McWhorter resists that ac­cep­tance. Race-based af­fir­ma­tive ac­tion was jus­ti­fied in the im­me­di­ate af­ter­math of seg­re­ga­tion, he says, but to­day it is es­sen­tially racist to ar­gue that the grow­ing num­ber of mid­dle-class blacks are in­ca­pable of com­pet­ing with­out pref­er­ences. Those who are still se­ri­ously dis­ad­van­taged by Amer­ica’s legacy of racial op­pres­sion should be helped with eco­nom­i­cally fo­cused af­fir­ma­tive ac­tion, he says. Ev­ery­one else should com­pete on equal terms. Yet his pre­scrip­tion would be fraught: Gersen notes that “you’re not go­ing to get racial di­ver­sity to the ex­tent that peo­ple who care about that would find sat­is­fac­tory.”
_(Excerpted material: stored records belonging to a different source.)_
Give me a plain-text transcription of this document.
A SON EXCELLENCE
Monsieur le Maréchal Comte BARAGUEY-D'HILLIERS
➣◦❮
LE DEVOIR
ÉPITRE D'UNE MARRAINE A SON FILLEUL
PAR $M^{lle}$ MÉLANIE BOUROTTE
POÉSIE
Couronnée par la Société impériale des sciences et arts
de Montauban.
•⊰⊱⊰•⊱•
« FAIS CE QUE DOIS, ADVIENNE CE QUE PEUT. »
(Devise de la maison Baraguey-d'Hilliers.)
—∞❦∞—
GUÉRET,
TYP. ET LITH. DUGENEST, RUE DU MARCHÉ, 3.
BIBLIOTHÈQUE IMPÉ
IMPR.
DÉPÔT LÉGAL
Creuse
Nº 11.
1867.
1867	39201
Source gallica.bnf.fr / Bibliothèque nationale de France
McWhorter coun­ters that the pref­er­ences them­selves “tend to pre­serve that lower record of achieve­ment:” “I thought I didn’t have to work as hard as the kids at my Quaker school. And I didn’t.” This trans­lates, he says, into a per­sis­tent sus­pi­cion that blacks in academia don’t re­ally be­long there.

“One thing that’s never dis­cussed is that you don’t ap­ply for af­fir­ma­tive ac­tion,” he says. “I’m of­ten asked, ‘Don’t you ben­e­fit from it?’ Yes. You can’t es­cape it. It was an in­sult by the time I was about 20. I don’t want the in­sult.”

I pre­fer McWhorter’s op­ti­mistic vi­sion of race re­la­tions, while wor­ry­ing that Gersen’s may be more re­al­is­tic and po­lit­i­cally palat­able. That will leave our new jus­tice with an un­easy choice as the court steers us into an Amer­ica where race is no longer a sim­ple mat­ter of black and white. But which­ever you pre­fer, and which­ever he chooses, it will be much eas­ier to nav­i­gate with­out a fog of eu­phemism cloud­ing his view.